Why health surveillance from Social Media?

Numerous studies have already demonstrated that Twitter users openly share health-related information (i.e. symptoms, treatments) with their online networks. So far, real-time surveillance of infectious diseases (e.g. Influenza) from Social Media has been extensively investigated in literature, while allergic conditions still remain largely unexplored. At the same time, 1 in 5 Australian suffered from Hay Fever in 2014-15, becoming one of the most common chronic respiratory diseases. Due to environmental changes and increasing pollution, Pollen Allergy is dangerously on the rise, not only in Australia, but also worldwide.

Current attempts to Hay Fever estimation include either official statistics or marketing polls. More recently, the data obtained from GP prescriptions, hospital admissions, pollen rates, and antihistamine sales have been utilised. Existing approaches are both time-consuming and cost-intensive, and provide only a high level of detail about the condition (usually answers to pre-specified questions). Given the limitations, Social Media has become an attractive alternative as the real-time data is extracted automatically in an unobtrusive manner.

Challenges associated with user-generated content

Despite the wealth of knowledge available on Social Media platforms, the raw form of user-generated content proves highly challenging in relevant content extraction (i.e. actual Hay Fever self-reports) due to a large number of advertisements, news, warnings, etc. (even though still related to Hay Fever). What is more, user-written posts frequently abound in grammatical errors, ambiguous phrases, creative expressions, and so on. For example, how to automatically identify that tweet ‘I’m not crying, it’s my Hay Fever playing up’ refers to the most common Hay Fever symptom (watery eyes)?

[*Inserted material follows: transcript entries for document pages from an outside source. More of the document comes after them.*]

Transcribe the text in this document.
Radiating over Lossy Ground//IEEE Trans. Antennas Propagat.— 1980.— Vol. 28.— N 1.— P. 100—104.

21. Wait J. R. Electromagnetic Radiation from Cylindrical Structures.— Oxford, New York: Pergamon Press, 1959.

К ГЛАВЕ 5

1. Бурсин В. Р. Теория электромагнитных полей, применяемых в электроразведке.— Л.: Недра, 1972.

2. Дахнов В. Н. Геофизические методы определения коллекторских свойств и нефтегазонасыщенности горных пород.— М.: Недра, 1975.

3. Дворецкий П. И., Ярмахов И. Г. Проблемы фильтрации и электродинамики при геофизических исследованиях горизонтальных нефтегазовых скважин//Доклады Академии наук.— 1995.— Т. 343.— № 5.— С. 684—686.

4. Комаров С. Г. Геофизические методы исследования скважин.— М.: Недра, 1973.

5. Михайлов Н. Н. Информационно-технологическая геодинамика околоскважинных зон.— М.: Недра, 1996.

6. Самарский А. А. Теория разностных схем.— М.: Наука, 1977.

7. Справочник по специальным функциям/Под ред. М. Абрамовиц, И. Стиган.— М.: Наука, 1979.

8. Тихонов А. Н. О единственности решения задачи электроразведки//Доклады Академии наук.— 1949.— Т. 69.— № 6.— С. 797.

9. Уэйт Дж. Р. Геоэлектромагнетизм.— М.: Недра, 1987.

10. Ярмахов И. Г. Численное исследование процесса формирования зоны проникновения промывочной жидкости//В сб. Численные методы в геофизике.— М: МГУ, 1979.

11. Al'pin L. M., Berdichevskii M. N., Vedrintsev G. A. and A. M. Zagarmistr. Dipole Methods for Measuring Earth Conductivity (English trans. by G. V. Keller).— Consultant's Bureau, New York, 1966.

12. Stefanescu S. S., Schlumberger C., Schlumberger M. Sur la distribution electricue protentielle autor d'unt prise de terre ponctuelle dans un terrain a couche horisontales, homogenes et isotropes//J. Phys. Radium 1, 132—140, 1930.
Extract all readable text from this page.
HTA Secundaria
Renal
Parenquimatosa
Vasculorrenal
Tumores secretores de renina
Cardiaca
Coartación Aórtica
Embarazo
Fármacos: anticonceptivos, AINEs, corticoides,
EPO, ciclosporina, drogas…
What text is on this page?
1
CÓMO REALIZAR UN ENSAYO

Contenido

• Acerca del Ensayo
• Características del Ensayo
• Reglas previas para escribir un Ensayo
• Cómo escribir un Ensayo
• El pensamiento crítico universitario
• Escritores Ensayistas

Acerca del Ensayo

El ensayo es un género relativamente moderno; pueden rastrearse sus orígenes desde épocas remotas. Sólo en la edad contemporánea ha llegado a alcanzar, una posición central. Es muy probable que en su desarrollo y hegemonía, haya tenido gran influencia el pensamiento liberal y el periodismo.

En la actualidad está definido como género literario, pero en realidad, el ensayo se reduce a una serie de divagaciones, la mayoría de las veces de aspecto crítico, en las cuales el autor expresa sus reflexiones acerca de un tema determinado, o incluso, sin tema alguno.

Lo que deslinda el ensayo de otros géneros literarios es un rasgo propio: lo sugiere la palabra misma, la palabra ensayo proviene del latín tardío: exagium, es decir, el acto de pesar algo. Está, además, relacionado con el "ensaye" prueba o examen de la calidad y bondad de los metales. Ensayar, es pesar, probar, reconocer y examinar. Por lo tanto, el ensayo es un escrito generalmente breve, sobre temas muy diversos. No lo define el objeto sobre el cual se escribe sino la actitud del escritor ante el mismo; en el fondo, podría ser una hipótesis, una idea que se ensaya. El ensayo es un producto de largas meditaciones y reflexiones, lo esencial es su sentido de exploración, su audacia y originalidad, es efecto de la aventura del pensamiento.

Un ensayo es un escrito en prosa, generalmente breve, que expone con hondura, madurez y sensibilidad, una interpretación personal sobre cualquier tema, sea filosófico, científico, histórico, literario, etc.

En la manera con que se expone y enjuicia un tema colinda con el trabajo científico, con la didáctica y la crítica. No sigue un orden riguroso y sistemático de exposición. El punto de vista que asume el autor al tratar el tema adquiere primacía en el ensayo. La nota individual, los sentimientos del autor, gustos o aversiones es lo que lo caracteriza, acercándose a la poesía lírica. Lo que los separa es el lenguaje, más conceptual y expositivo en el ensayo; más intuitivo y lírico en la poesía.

Or how to train the system to recognise that Telfast is the commercial name of popular Hay Fever medication without the extensive list of all of the potential medications provided a priori?

Deep Learning as promising solution for challenging content curation

Recent advances in Machine Learning, in particular its sub-field called Deep Learning, show great promise in highly challenging user-generated content curation. Providing system with even relatively small sample of class positive and class negative examples (in natural language), and letting the model to identify the most distinctive features between both classes, has already proved successful in healthcare domain and beyond.

Moreover, the implementation of state-of-the-art in Natural Language Processing word embeddings into the model training further improves the accuracy and robustness of the approach. That is, word-to-vector representation (word embedding) allows to account for syntactic and semantic linkages between words (similar words occur in similar contexts). This is due to a nearby position of the conceptually-related terms in the projected vector space (e.g. bee and honey are closer to pollen than spores and fossils). As a result, tears can be linked to watery eyes, and sniffles to runny nose without explicit rules definition.

Case study of Hay Fever surveillance from Twitter in Australia

The study conducted in Australia aimed to investigate the potential of Twitter data for Hay Fever surveillance purposes and validate the effectiveness of relevant content curation using state-of-the-art Deep Learning models (still in infancy in health informatics domain). The primary data was extracted over the 6-month period, covering the high pollen season. The number Hay Fever self-reports from Twitter users peaked around October and November, as expected. The accuracy of relevant posts detection (e.g. symptoms, treatments) was up to 88% for the highest performing model (GRU) and pre-trained word embeddings (GloVe). The major contribution of our work includes the implicit symptoms and emerging treatments automatic detection, without pre-defined rules specification. The results prove promising for real-time health surveillance from an alternative source such as Social Media source, and serves as an attractive complement to currently limited approaches to Pollen Allergy prevalence and severity estimation.